= Robbie Allen (musician) =

American bassist and guitarist

Robbie Allen, also known as Rob Rule, is an American bassist and guitarist from Seal Beach, California. He has played with Tender Fury, The Vandals, One Hit Wonder, Candlebox, and as a live member of the Red Hot Chili Peppers.

==Career==
Allen grew up in Seal Beach, California. He began playing in bands in the 1980s as a member of Jack Grisham's Cathedral of Tears. He also played bass for Grisham in Tender Fury, before forming the band Gypsy Trash with Grisham's sister D.D. Wood. Following this, he played bass for The Vandals on their 1989 album Slippery When Ill. In 1992, he sang backing vocals on Rikk Agnew's solo album Turtle. He also recorded with Rat Scabies on a project that was never released, before forming the band One Hit Wonder.

Allen left One Hit Wonder in 1993 to record an album "She Gets Too High" for Mercury Records under the moniker "Rob Rule". The album was produced by Don Gehman, and as part of its promotion, he opened for Dada and Candlebox.

During this time, Allen made his primary living as a guitar tech for the Red Hot Chili Peppers. Occasionally he played with the band as a live guitarist and backup singer, and opened shows for them as a solo act, sometimes with Chad Smith drumming. In 1996, Allen recorded the album Monkey on Rico as part of the band Thermadore, a project that featured Chad Smith, Josh Freese, and Stone Gossard. Allen served as Thermadore's lead singer and songwriter. He teamed up with Jack Grisham again in 1996, singing backing vocals on Joykiller's album Static.

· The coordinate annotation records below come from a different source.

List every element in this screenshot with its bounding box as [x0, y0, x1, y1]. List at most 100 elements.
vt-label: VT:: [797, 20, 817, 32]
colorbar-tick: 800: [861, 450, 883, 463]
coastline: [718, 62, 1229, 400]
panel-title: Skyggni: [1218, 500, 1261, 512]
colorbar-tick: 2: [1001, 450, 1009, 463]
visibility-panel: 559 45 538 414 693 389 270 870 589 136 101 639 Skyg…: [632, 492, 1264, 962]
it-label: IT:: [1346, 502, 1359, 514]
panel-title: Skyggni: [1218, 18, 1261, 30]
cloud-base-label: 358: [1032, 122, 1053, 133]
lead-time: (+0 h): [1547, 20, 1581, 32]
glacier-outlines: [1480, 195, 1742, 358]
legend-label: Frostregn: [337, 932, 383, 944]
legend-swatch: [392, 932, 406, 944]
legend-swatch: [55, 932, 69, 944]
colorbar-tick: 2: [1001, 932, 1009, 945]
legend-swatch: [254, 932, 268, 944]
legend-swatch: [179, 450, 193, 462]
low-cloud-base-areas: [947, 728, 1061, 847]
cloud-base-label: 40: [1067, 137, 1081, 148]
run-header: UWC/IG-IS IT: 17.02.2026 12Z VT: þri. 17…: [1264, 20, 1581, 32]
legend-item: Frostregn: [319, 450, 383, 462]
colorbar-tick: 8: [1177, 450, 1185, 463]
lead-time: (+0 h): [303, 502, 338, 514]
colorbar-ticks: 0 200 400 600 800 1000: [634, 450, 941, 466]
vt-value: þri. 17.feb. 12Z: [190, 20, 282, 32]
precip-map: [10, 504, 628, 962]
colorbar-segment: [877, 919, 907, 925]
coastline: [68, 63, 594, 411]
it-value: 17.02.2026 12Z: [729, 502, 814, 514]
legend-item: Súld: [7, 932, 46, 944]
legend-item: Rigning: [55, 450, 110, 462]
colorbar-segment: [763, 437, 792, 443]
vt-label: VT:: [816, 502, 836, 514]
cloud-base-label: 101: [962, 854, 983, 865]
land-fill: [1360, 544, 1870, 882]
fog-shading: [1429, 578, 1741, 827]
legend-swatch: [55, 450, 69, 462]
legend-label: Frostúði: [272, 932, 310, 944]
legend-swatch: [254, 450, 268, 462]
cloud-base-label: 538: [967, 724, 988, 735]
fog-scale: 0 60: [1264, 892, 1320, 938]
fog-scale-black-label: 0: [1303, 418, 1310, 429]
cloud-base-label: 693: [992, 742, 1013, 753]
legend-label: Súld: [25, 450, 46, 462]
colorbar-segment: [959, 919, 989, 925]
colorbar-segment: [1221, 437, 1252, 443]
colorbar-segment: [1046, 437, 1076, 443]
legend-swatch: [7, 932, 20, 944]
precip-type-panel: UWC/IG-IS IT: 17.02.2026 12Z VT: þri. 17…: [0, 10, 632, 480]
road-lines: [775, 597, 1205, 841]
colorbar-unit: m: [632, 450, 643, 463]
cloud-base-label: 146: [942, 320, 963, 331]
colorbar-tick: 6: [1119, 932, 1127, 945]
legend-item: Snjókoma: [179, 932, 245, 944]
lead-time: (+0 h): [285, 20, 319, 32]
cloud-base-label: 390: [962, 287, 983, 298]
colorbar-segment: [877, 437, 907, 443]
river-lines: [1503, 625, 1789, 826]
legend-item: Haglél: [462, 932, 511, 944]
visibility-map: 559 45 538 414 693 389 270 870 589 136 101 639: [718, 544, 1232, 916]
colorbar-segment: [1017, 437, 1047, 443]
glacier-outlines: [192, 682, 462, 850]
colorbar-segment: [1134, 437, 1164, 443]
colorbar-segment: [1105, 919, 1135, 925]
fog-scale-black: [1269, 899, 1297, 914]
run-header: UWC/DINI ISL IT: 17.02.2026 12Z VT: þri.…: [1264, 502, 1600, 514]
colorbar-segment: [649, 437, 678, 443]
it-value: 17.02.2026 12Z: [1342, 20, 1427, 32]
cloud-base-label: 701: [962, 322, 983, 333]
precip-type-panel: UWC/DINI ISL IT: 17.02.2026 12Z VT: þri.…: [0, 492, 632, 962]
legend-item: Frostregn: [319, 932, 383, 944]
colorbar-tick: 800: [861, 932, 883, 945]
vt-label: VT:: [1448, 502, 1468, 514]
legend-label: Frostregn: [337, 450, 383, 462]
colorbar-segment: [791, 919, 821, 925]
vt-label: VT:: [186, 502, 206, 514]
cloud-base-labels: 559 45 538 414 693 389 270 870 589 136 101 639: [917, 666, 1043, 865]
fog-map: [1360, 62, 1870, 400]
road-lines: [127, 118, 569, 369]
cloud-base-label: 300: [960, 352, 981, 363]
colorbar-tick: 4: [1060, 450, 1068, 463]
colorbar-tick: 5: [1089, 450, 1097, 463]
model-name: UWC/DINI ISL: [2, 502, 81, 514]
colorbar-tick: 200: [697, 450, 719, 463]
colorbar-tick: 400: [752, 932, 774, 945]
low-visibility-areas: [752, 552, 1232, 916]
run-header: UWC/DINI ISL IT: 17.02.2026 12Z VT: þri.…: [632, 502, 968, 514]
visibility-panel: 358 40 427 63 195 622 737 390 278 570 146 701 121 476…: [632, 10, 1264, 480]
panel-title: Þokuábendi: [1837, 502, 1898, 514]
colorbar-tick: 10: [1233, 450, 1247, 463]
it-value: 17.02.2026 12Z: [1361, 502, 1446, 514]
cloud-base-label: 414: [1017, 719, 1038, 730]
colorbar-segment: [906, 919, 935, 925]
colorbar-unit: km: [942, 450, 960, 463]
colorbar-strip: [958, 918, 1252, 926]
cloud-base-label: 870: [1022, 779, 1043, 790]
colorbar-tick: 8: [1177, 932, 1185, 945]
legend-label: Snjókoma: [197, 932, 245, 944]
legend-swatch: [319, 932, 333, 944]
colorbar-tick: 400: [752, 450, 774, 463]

Allen joined Candlebox after their album Happy Pills was released, playing guitar for them from 1998 until their split in 2000. He would continue to work with Candlebox singer Kevin Martin as a composer and background vocalist on Martin's 2003 album The Possibility of Being. In 2008, he released his own solo album Artificial Horizon.

In 2017, Allen played in an act called "Cowboy and Indian" with Antoine Arvizu and Sublime bassist Eric Wilson. The trio opened for Mike Watt.